Coming to inclusion of the official language of Goa, Konkani in the 8th schedule of the constitution, Goans have made a mockery of this decision by not being serious on two important issues – the first is compulsory publication of official gazette of the state in official language Konkani, then on par with all south Indian states which print their acts in official language, print and issue Konkani translations of all the state acts. Both these issues have been pending since 1987.

The price of even available printed government acts has been made prohibitive to keep these out of the reach of common citizens. Majority of the village panchayats don’t even have a printed copy of the relevant acts. The present panic of the government over the Goa Lokayukta act was expected. No doubt some amendments were logical but others were not expected and none other than former Chief Justice of Allahabad High Court, ex MLA Ferdino Rebello was compelled to comment on the proposed amendments. He gave sound advice to the government to repeal the act made totally toothless by the damaging amendments. With exceptional enthusiasm, the government also wound-up a much required Goa State Law Commission.

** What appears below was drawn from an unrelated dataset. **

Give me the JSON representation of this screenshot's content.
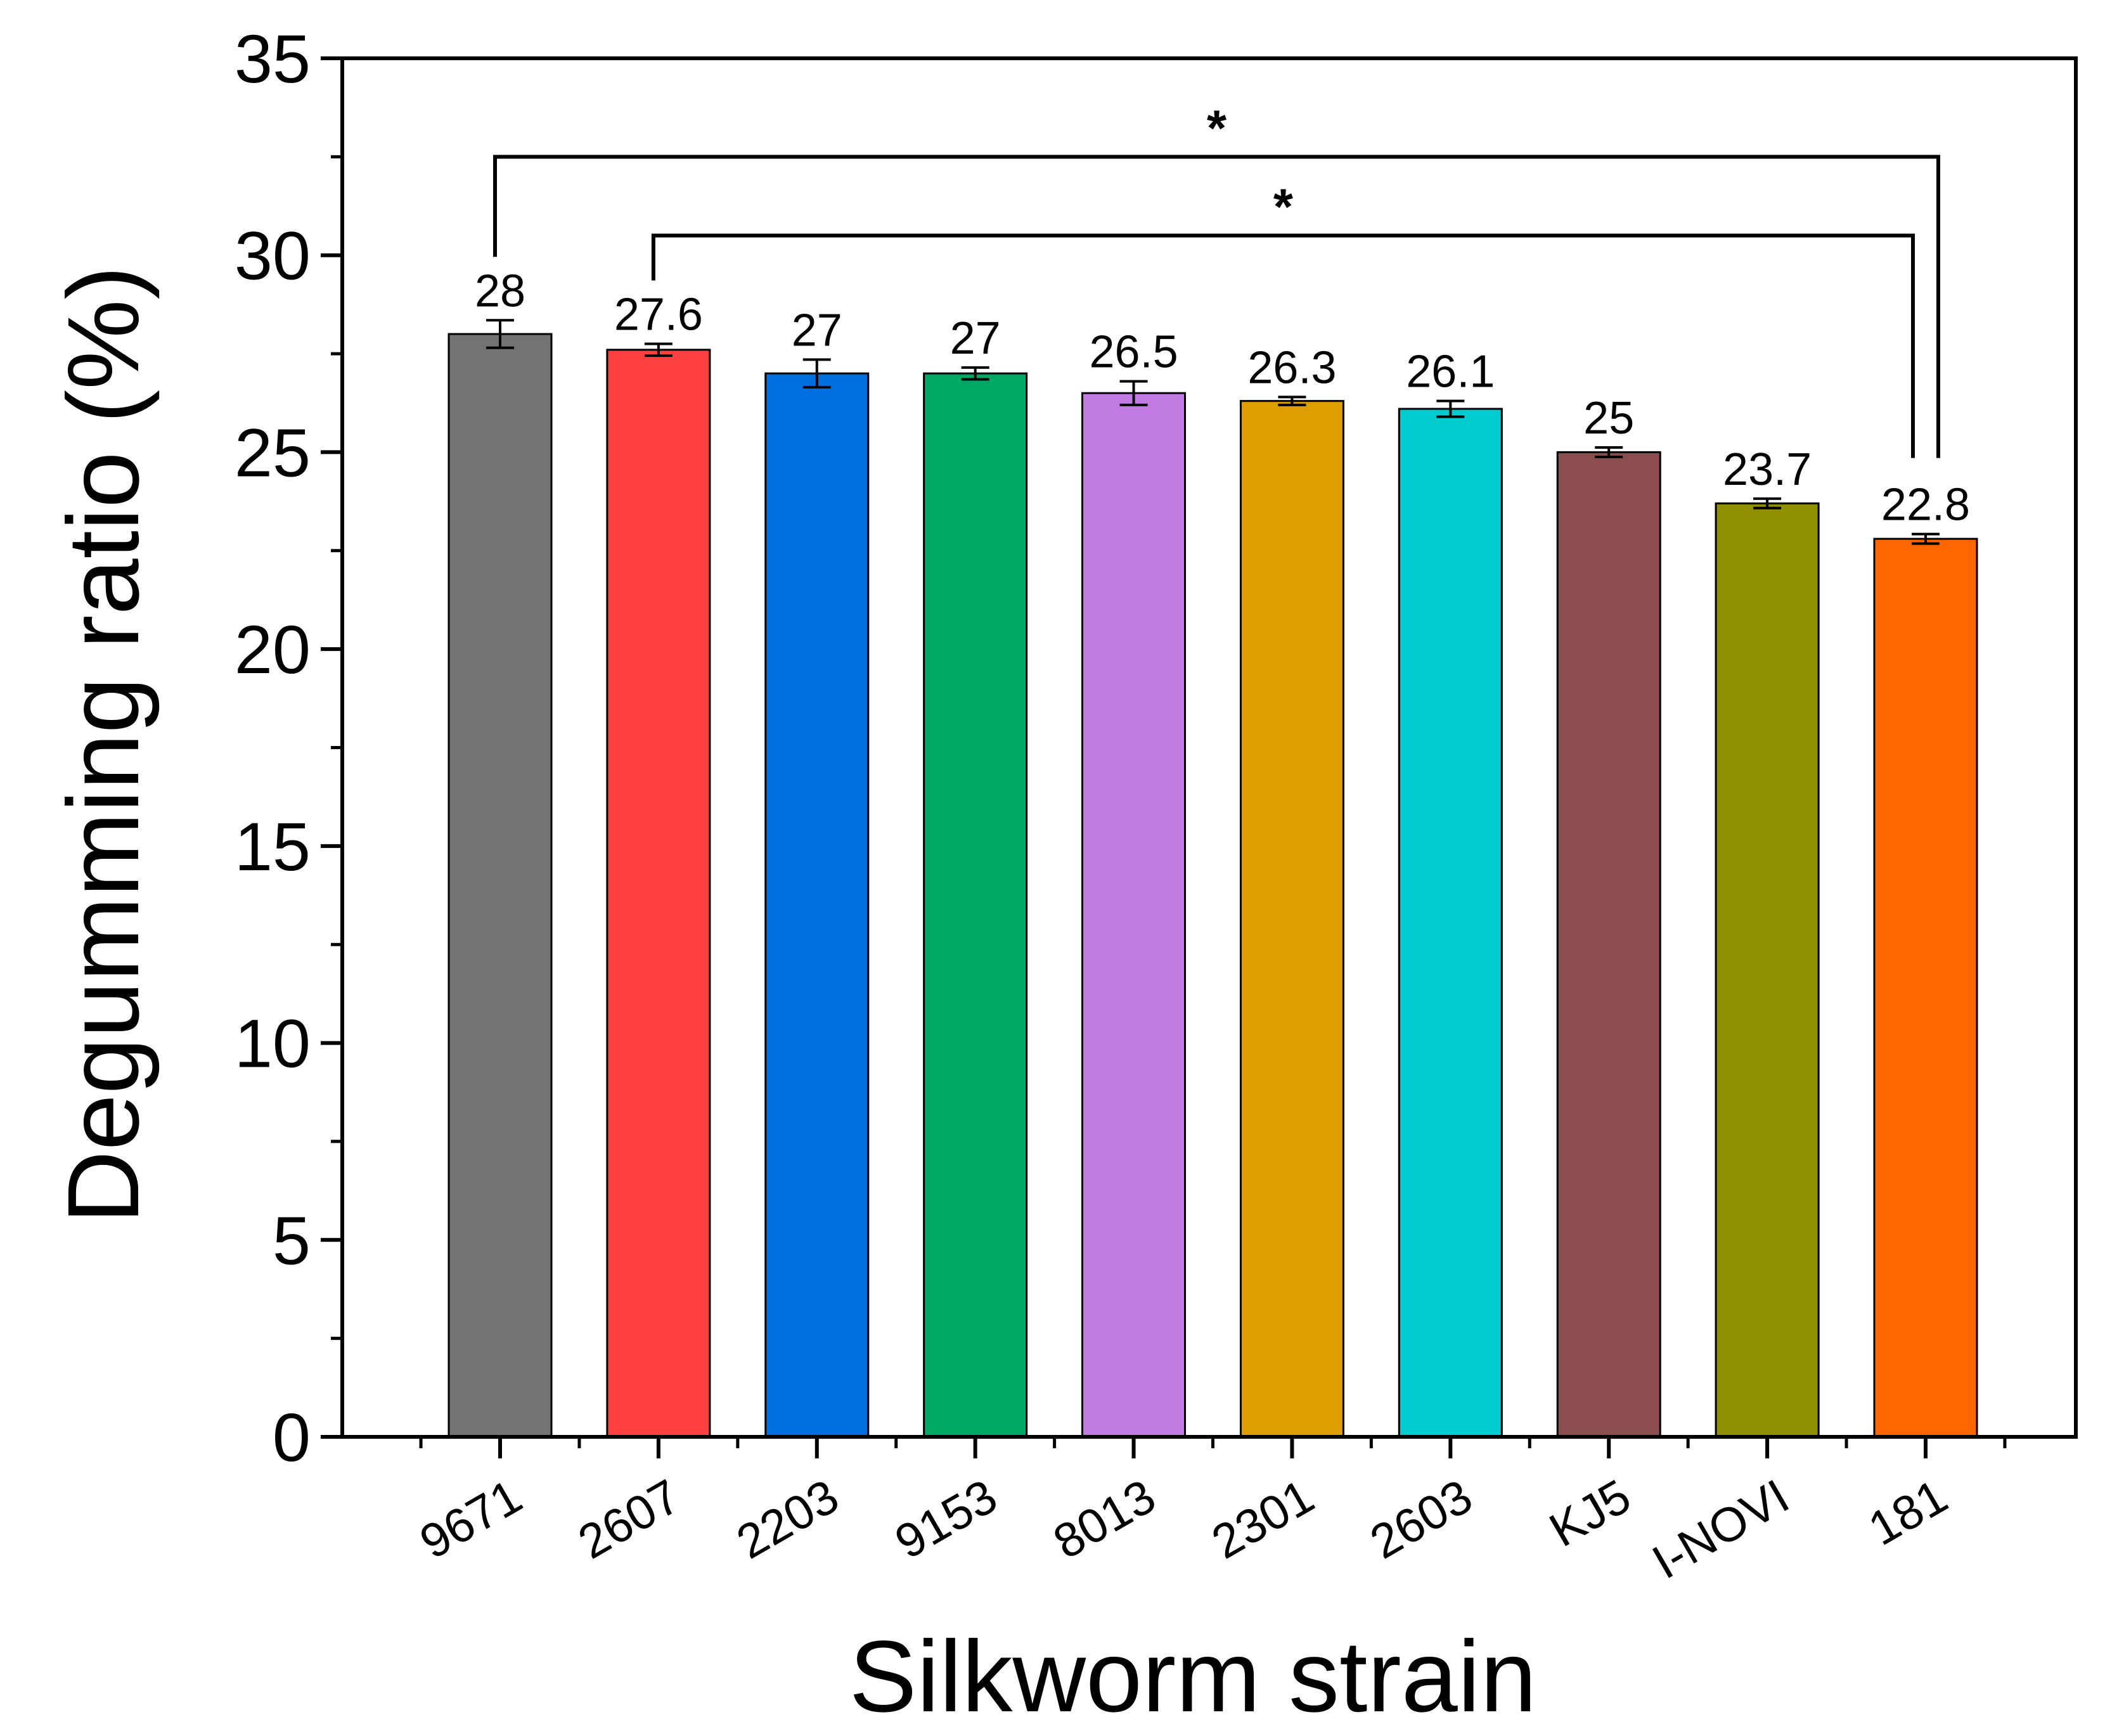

In India’s wealthiest and most literate state Goans have failed the republic because there are several villages without facilities for cremation and burial. It is easy to acquire land for playgrounds but not for common crematoria and burial places. Every year there are dozens of cases where permission to perform final rites are refused by the local people to certain individuals. This is a perfect example of how Goans have failed the republic. They still lack the maturity to stand up fearlessly and ask the right questions based on the constitution to those who seek their votes. After victory, the rulers get a licence to rule with remarkable arrogance for five years – all in the name of the same constitution. We need to see what 12 lakh voters of Goa do in the next assembly elections to salvage the spirit of the lost republic. Happy 72nd Republic Day.